= John Mystacon =

Byzantine military officer

John, surnamed Mystacon ("the mustachioed"; ; fl. 580–590), was a prominent Eastern Roman general in the wars with Sassanid Persia during the reigns of Byzantine emperors Tiberius II (r. 578–582) and Maurice (r. 582–602).

==Biography==
A native Thracian, John first appears in history as a general in Roman Armenia in 579, along with Cours. If not already holding the post of magister militum per Armeniam at that time, he had been elevated to it by 582, when he was named magister militum per Orientem by the newly crowned Maurice. Soon after this, possibly in autumn 582, he fought a major pitched battle with the Sassanid Persians under Kardarigan near the junction of the rivers Nymphius (modern Batman) and Tigris. In this battle, John commanded the center, while his old colleague Cours commanded the right wing and general Ariulf the left wing. Initially, the battle went well, the center and left pushing the Persians back, but Cours did not follow up, allegedly due to his jealousy of John, causing the East Roman army to retreat in defeat. After another defeat during an unsuccessful siege of the fort Acbas, he was replaced (in late 583) by Philippicus.

In about 585 he married Placidia, daughter of Anastasius and Juliana (a descendant of Anicius Olybrius, Western Roman Emperor). It has been suggested that John Mystacon was the son of Artabanes, a descendant of the Arsacids whose father and brother were called John. Artabanes had been appointed Magister Militum of Thrace in 550, which aligns with John Mystacon being born there. In this reconstruction, John and Placidia may have had two sons: Manuel and Valentinus Arsakouni, who were also of Arsacid descent.

In 587, he was briefly entrusted with command in Thrace against the Avars after their defeat and capture of the local commander Castus. John successfully relieved the Avar siege of Adrianople after defeating them in battle, but refused to pursue them out of caution. By 589, he was back in command in Armenia as magister militum, a post he held until a few years after the 591 peace with Persia, when relieved by Heraclius the Elder. At about the same time, he was raised to the rank of patricius.
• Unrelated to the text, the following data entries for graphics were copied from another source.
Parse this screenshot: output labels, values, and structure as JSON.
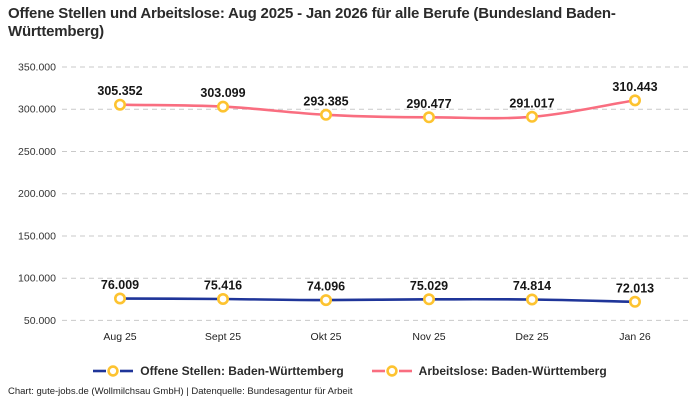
{
  "title": "Offene Stellen und Arbeitslose: Aug 2025 - Jan 2026 für alle Berufe (Bundesland Baden-Württemberg)",
  "footer": "Chart: gute-jobs.de (Wollmilchsau GmbH) | Datenquelle: Bundesagentur für Arbeit",
  "colors": {
    "offene_stellen_line": "#1f3599",
    "arbeitslose_line": "#f96e80",
    "marker_ring": "#fdc330",
    "marker_fill": "#ffffff",
    "gridline": "#c9c9c9",
    "title_text": "#2b2b2b"
  },
  "chart_data": {
    "type": "line",
    "categories": [
      "Aug 25",
      "Sept 25",
      "Okt 25",
      "Nov 25",
      "Dez 25",
      "Jan 26"
    ],
    "series": [
      {
        "name": "Offene Stellen: Baden-Württemberg",
        "color": "#1f3599",
        "values": [
          76009,
          75416,
          74096,
          75029,
          74814,
          72013
        ],
        "value_labels": [
          "76.009",
          "75.416",
          "74.096",
          "75.029",
          "74.814",
          "72.013"
        ]
      },
      {
        "name": "Arbeitslose: Baden-Württemberg",
        "color": "#f96e80",
        "values": [
          305352,
          303099,
          293385,
          290477,
          291017,
          310443
        ],
        "value_labels": [
          "305.352",
          "303.099",
          "293.385",
          "290.477",
          "291.017",
          "310.443"
        ]
      }
    ],
    "marker_color": "#fdc330",
    "ylim": [
      50000,
      350000
    ],
    "yticks": [
      350000,
      300000,
      250000,
      200000,
      150000,
      100000,
      50000
    ],
    "ytick_labels": [
      "350.000",
      "300.000",
      "250.000",
      "200.000",
      "150.000",
      "100.000",
      "50.000"
    ],
    "grid": "horizontal dashed",
    "legend_position": "bottom",
    "curve": "monotone"
  }
}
In 589, he laid siege to the Armenian capital Dvin, but raised it when he heard of the rebellion of general Bahram Chobin against the Persian shah, Hormizd IV (r. 579–590). Taking advantage of the Persian infighting, he raided into Persian-held Azerbaijan, carrying off much booty and many captives. In 591, he took part in the joint Roman–Persian campaign under Narses to restore Khosrau II (r. 590–628), the rightful Persian ruler, to his throne. At the head of his Armenian troops, he fought in the decisive Battle of Blarathon, which signalled the final defeat of the usurper Bahram.